Aviez-vous une particularité quelconque lorsque vous étiez enfant ? Petite, je faisais cette chose plutôt ridicule : je gardais le meilleur pour la fin. Tout a commencé en voulant conserver la meilleure bouchée de nourriture pour la fin. Lentement, cette habitude s’est répandue dans d’autres parties de ma vie. Par exemple, si quelqu’un me donnait un bonbon, je ne le mangeais pas tout de suite. Je le conservais jusqu’à ce que j’en aie vraiment besoin –
j’attendais le bon moment pour pouvoir en maximiser la valeur. Un remontant, pourrait-on dire.

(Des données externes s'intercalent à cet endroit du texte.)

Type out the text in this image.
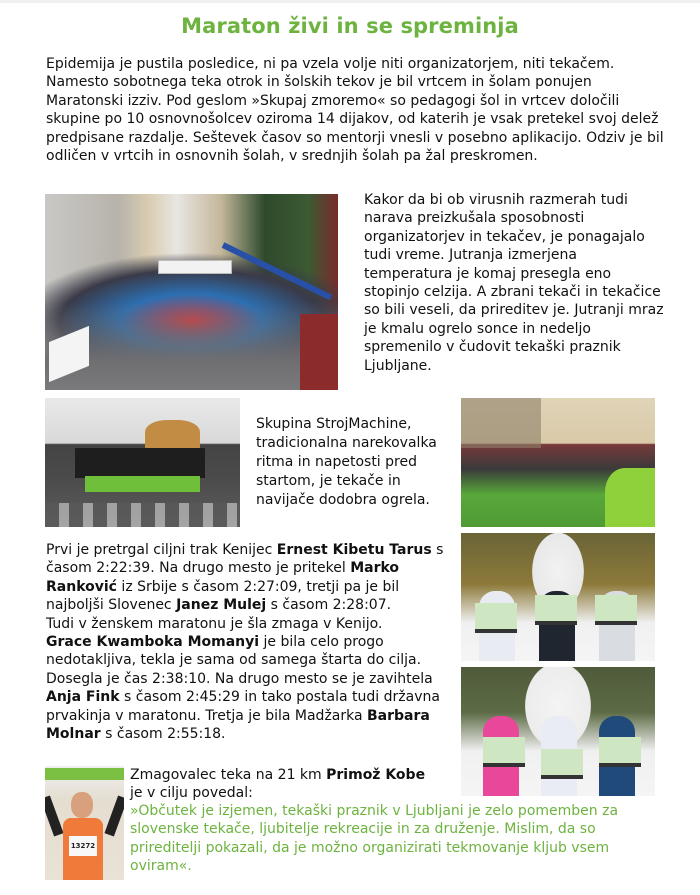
Maraton živi in se spreminja

Epidemija je pustila posledice, ni pa vzela volje niti organizatorjem, niti tekačem. Namesto sobotnega teka otrok in šolskih tekov je bil vrtcem in šolam ponujen Maratonski izziv. Pod geslom »Skupaj zmoremo« so pedagogi šol in vrtcev določili skupine po 10 osnovnošolcev oziroma 14 dijakov, od katerih je vsak pretekel svoj delež predpisane razdalje. Seštevek časov so mentorji vnesli v posebno aplikacijo. Odziv je bil odličen v vrtcih in osnovnih šolah, v srednjih šolah pa žal preskromen.

Kakor da bi ob virusnih razmerah tudi narava preizkušala sposobnosti organizatorjev in tekačev, je ponagajalo tudi vreme. Jutranja izmerjena temperatura je komaj presegla eno stopinjo celzija. A zbrani tekači in tekačice so bili veseli, da prireditev je. Jutranji mraz je kmalu ogrelo sonce in nedeljo spremenilo v čudovit tekaški praznik Ljubljane.

Skupina StrojMachine, tradicionalna narekovalka ritma in napetosti pred startom, je tekače in navijače dodobra ogrela.

Prvi je pretrgal ciljni trak Kenijec Ernest Kibetu Tarus s časom 2:22:39. Na drugo mesto je pritekel Marko Ranković iz Srbije s časom 2:27:09, tretji pa je bil najboljši Slovenec Janez Mulej s časom 2:28:07.
Tudi v ženskem maratonu je šla zmaga v Kenijo.
Grace Kwamboka Momanyi je bila celo progo nedotakljiva, tekla je sama od samega štarta do cilja. Dosegla je čas 2:38:10. Na drugo mesto se je zavihtela Anja Fink s časom 2:45:29 in tako postala tudi državna prvakinja v maratonu. Tretja je bila Madžarka Barbara Molnar s časom 2:55:18.

13272

Zmagovalec teka na 21 km Primož Kobe je v cilju povedal:

»Občutek je izjemen, tekaški praznik v Ljubljani je zelo pomemben za slovenske tekače, ljubitelje rekreacije in za druženje. Mislim, da so prireditelji pokazali, da je možno organizirati tekmovanje kljub vsem oviram«.
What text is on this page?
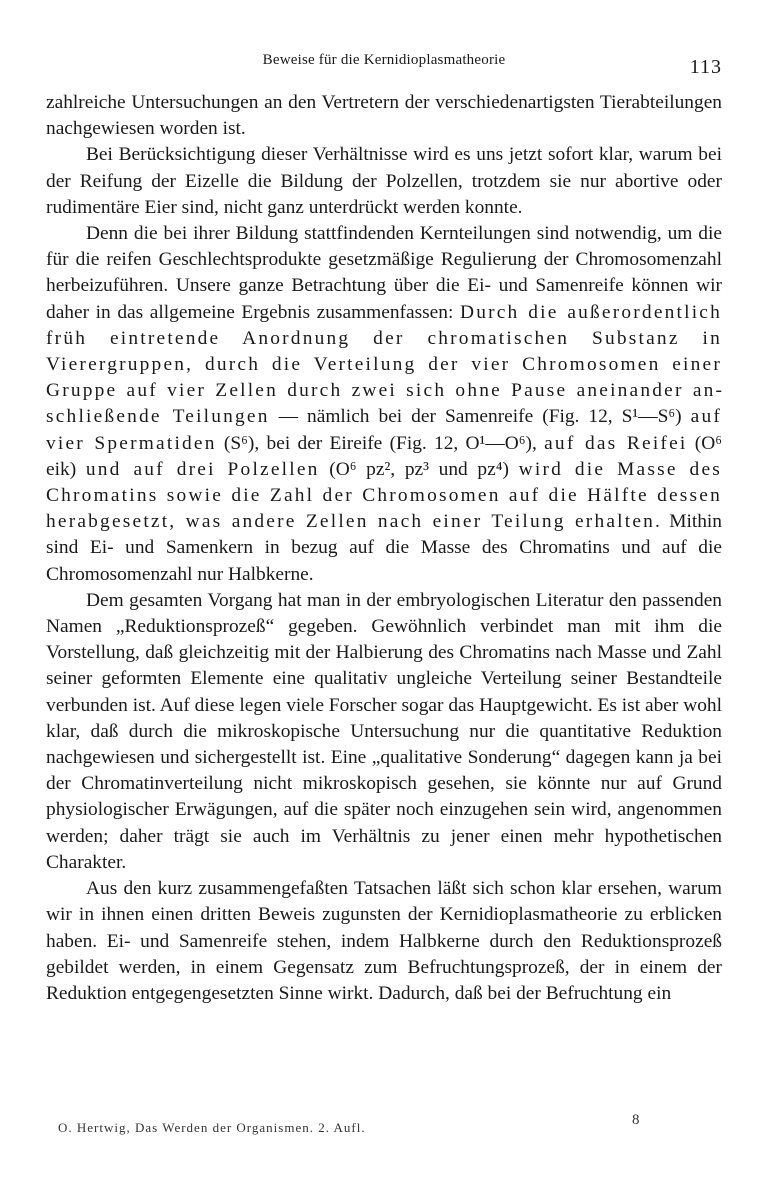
Beweise für die Kernidioplasmatheorie	113

zahlreiche Untersuchungen an den Vertretern der verschiedenartigsten Tierabteilungen nachgewiesen worden ist.

Bei Berücksichtigung dieser Verhältnisse wird es uns jetzt sofort klar, warum bei der Reifung der Eizelle die Bildung der Polzellen, trotzdem sie nur abortive oder rudimentäre Eier sind, nicht ganz unterdrückt werden konnte.

Denn die bei ihrer Bildung stattfindenden Kernteilungen sind notwendig, um die für die reifen Geschlechtsprodukte gesetzmäßige Regulierung der Chromosomenzahl herbeizuführen. Unsere ganze Betrachtung über die Ei- und Samenreife können wir daher in das allgemeine Ergebnis zusammenfassen: Durch die außerordentlich früh eintretende Anordnung der chromatischen Substanz in Vierergruppen, durch die Verteilung der vier Chromosomen einer Gruppe auf vier Zellen durch zwei sich ohne Pause aneinander anschließende Teilungen — nämlich bei der Samenreife (Fig. 12, S¹—S⁶) auf vier Spermatiden (S⁶), bei der Eireife (Fig. 12, O¹—O⁶), auf das Reifei (O⁶ eik) und auf drei Polzellen (O⁶ pz², pz³ und pz⁴) wird die Masse des Chromatins sowie die Zahl der Chromosomen auf die Hälfte dessen herabgesetzt, was andere Zellen nach einer Teilung erhalten. Mithin sind Ei- und Samenkern in bezug auf die Masse des Chromatins und auf die Chromosomenzahl nur Halbkerne.

Dem gesamten Vorgang hat man in der embryologischen Literatur den passenden Namen „Reduktionsprozeß“ gegeben. Gewöhnlich verbindet man mit ihm die Vorstellung, daß gleichzeitig mit der Halbierung des Chromatins nach Masse und Zahl seiner geformten Elemente eine qualitativ ungleiche Verteilung seiner Bestandteile verbunden ist. Auf diese legen viele Forscher sogar das Hauptgewicht. Es ist aber wohl klar, daß durch die mikroskopische Untersuchung nur die quantitative Reduktion nachgewiesen und sichergestellt ist. Eine „qualitative Sonderung“ dagegen kann ja bei der Chromatinverteilung nicht mikroskopisch gesehen, sie könnte nur auf Grund physiologischer Erwägungen, auf die später noch einzugehen sein wird, angenommen werden; daher trägt sie auch im Verhältnis zu jener einen mehr hypothetischen Charakter.

Aus den kurz zusammengefaßten Tatsachen läßt sich schon klar ersehen, warum wir in ihnen einen dritten Beweis zugunsten der Kernidioplasmatheorie zu erblicken haben. Ei- und Samenreife stehen, indem Halbkerne durch den Reduktionsprozeß gebildet werden, in einem Gegensatz zum Befruchtungsprozeß, der in einem der Reduktion entgegengesetzten Sinne wirkt. Dadurch, daß bei der Befruchtung ein

O. Hertwig, Das Werden der Organismen. 2. Aufl.	8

D’une manière ou d’une autre, cette habitude est restée avec moi tout au long de mon enfance et jusqu’à l’âge adulte, sauf que maintenant je « garde pour plus tard » d’autre sortes de choses. J’ai progressé. Parmi celles que j’ai « accumulées » : de bons livres ou émissions de télévision, des vacances, une transformation des cheveux, des cours de poterie, une visite à la maison et des jours de farniente (pour n’en nommer que quelques-unes). J’enregistre ces articles sur ma liste pour le moment où j’en aurais vraiment besoin – les jours vraiment difficiles. Naturellement, chaque élément de la liste avait une valeur émotionnelle différente, presque comme un coupon. L’objet que j’ai échangé devait correspondre à la mesure dont j’en avais besoin. Par exemple, quand j’ai eu le cœur brisé il y a des années, j’ai échangé mon coupon « transformation capillaire », comme toutes les adolescentes. Les livres et les émissions de télévision étaient de moindre valeur, pour les jours difficiles, mais les vacances, d’un autre côté, étaient probablement de la plus haute importance et économisées pour quand j’étais au plus bas.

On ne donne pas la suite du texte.